Though I was a young boy, I was conscious enough to realise that life for my immediate family and our neighbours was a hand-to-mouth existence. None of us were lazy. None of us were without ambition. I discovered in later years that what we really lacked were the opportunities to realise our full potential. Pardon me for coining a word, but I believe “Opportunitylessness” is and has been one of the greatest inhibitors of human development in this country.
American poet Langston Hughes, in his seminal poem Harlem, brilliantly captures how opportunitylessness destroys human potential:
“What happens to a dream deferred?
Does it dry up
like a raisin in the sun?
Or fester like a sore —
And then run?
Does it stink like rotten meat?
Or crust and sugar over —
like a syrupy sweet?
Maybe it just sags
like a heavy load.
Or does it explode?”
Opportunitylessness cannot be remedied by mere redistribution of income. The Manley Administration was obsessed with the redistribution of income, not its creation.

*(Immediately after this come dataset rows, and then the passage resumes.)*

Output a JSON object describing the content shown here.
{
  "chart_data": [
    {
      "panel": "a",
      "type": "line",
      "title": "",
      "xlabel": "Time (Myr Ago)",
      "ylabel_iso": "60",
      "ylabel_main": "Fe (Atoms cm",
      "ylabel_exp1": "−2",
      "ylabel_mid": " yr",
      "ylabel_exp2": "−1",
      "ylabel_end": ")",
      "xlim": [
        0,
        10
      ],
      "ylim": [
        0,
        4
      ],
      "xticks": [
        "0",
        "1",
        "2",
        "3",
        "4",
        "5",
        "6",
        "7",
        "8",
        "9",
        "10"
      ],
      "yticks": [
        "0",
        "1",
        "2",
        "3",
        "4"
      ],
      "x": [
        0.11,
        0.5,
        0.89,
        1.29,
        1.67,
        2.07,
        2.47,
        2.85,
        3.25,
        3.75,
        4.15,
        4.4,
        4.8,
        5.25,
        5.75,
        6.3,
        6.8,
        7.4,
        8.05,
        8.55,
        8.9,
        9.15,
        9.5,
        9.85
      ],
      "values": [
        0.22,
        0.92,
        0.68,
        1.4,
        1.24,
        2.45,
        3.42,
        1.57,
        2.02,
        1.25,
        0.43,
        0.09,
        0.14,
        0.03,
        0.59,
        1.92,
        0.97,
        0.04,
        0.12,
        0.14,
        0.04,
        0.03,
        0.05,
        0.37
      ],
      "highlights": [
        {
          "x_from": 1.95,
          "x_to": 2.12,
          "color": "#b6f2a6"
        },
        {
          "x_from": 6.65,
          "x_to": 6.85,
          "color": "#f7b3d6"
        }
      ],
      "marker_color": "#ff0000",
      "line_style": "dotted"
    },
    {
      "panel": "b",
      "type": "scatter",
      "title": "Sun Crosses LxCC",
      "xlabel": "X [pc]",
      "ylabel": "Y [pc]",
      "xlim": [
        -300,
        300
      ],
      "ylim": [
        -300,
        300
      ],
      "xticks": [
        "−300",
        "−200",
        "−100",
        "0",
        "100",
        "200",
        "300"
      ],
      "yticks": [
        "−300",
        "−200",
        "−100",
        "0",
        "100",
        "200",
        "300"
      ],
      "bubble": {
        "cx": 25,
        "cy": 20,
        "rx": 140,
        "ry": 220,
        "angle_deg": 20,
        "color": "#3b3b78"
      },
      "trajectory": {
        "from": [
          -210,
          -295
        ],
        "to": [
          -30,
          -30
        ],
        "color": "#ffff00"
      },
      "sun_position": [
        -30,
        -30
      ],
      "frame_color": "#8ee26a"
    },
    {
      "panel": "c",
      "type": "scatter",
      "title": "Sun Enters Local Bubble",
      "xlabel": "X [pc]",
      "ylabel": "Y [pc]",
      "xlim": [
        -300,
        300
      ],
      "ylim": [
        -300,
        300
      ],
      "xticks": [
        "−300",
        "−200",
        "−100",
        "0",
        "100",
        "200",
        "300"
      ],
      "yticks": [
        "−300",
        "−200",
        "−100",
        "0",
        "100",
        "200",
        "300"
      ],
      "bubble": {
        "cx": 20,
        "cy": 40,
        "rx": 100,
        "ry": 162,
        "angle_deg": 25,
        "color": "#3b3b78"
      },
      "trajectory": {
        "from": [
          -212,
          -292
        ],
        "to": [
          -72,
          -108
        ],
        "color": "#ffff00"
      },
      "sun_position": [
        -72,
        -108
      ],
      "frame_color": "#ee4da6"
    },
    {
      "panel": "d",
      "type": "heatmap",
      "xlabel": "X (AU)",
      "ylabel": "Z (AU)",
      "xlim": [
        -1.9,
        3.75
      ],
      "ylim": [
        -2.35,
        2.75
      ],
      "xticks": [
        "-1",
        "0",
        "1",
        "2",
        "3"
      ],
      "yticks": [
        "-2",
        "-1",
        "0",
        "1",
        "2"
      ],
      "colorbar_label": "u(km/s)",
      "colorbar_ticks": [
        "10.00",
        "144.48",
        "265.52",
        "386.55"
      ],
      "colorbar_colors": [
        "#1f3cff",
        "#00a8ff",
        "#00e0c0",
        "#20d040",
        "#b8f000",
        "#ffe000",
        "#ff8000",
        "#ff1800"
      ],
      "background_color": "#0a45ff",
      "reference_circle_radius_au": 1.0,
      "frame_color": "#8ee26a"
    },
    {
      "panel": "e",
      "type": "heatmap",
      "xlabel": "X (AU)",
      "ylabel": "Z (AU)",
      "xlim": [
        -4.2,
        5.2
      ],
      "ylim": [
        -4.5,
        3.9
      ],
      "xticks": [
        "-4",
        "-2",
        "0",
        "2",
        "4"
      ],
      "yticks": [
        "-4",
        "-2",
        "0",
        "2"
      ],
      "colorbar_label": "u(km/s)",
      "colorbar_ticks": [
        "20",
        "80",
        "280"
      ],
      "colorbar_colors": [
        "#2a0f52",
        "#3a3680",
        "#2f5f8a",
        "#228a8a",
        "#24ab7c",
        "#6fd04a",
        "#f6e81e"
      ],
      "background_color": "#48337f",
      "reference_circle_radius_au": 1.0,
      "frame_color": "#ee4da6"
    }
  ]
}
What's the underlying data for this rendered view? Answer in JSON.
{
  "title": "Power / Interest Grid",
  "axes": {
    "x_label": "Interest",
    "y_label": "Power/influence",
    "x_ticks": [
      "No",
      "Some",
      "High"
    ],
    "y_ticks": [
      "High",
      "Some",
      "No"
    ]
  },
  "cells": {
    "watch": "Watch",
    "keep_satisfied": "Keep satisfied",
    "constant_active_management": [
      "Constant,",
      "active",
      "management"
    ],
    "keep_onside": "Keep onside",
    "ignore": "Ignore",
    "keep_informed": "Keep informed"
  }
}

His social policies and programmes, though well-intentioned, were not cost-effective and could not be sustained without a thriving economy.
Calypsonian and folks philosopher Slinger Francisco, popularly called Mighty Sparrow, in his song No Money No Love, sings:
“We can’t love without money
We can’t make love on hungry belly
Johnny you’ll be the only one I’m dreaming of
You’re my turtle dove, but — no money, no love!”
Manley’s wrong decisions
In 1972 Manley promised that democratic socialism would deliver a better Jamaica for all Jamaicans. Sounds familiar? That is what Dr Peter Phillips is promising if the PNP were to take back Jamaica House. Dr Phillips needs to understand that the outdated policies of what we commonly refer to as the ‘far left’ in politics will not advance inclusive growth. We tried them in the 70s. They failed miserably. Dr Phillips and the PNP want a return to the mass redistribution of resources, minus equal evidence of plans for a massive increased in production. It will not work, because it cannot work. It has not worked anywhere in the world.
These are some of the dire economic consequences of Manley’s time at the wheel:
• The Bank of Jamaica had to print money for the country to survive after the treasury was drained.
• Unemployment increased to a record 27 per cent, aided by the fallout of the make-work projects.
• The Bank of Jamaica ran out of reserves in foreign exchange for the first time, and had to use funds set aside for paying debt.
• This resulted in a severe reduction of imports of raw materials and spare parts, closing down of factories, and increasing unemployment.
• Oil supplies were short, resulting in frequent blackouts and loss of factory time.
• Imported food items were so short that riots erupted at supermarkets when goods arrived.
• Small shops — 14,000 of them — either closed or kept one window open mostly to sell aerated water, Foska oats, and toilet tissue.
• The value of the total production of the economy (gross domestic product [GDP]) in 1980 was 17.5 per cent, less than in 1972, after decreasing every year but one.
• Inflation increased by 250 per cent, peaking at 49.4 per cent in 1978.
• While revenue remained almost constant over the period, expenditure increased by 66 per cent.
• The budget deficit, as a consequence, increased from 3.9 per cent to 17.5 per cent, one of, if not the highest, of any country not at war.
• The total public debt, as a percentage of GDP, increased nearly 500 per cent, creating a crushing burden in debt service.
• The level of investment collapsed by 40 per cent of GDP, and savings by 53 per cent.
• Foreign exchange reserves were wiped out, plunging from positive US$239 million to negative US$549 million.
• Economic growth was negative in seven of the eight years and less than one per cent in the eighth year ( The Gleaner, October 23, 2016).
Manley squandered a golden opportunity to transform Jamaica into the Pearl of the Caribbean. That reality cannot be hidden or successfully denied.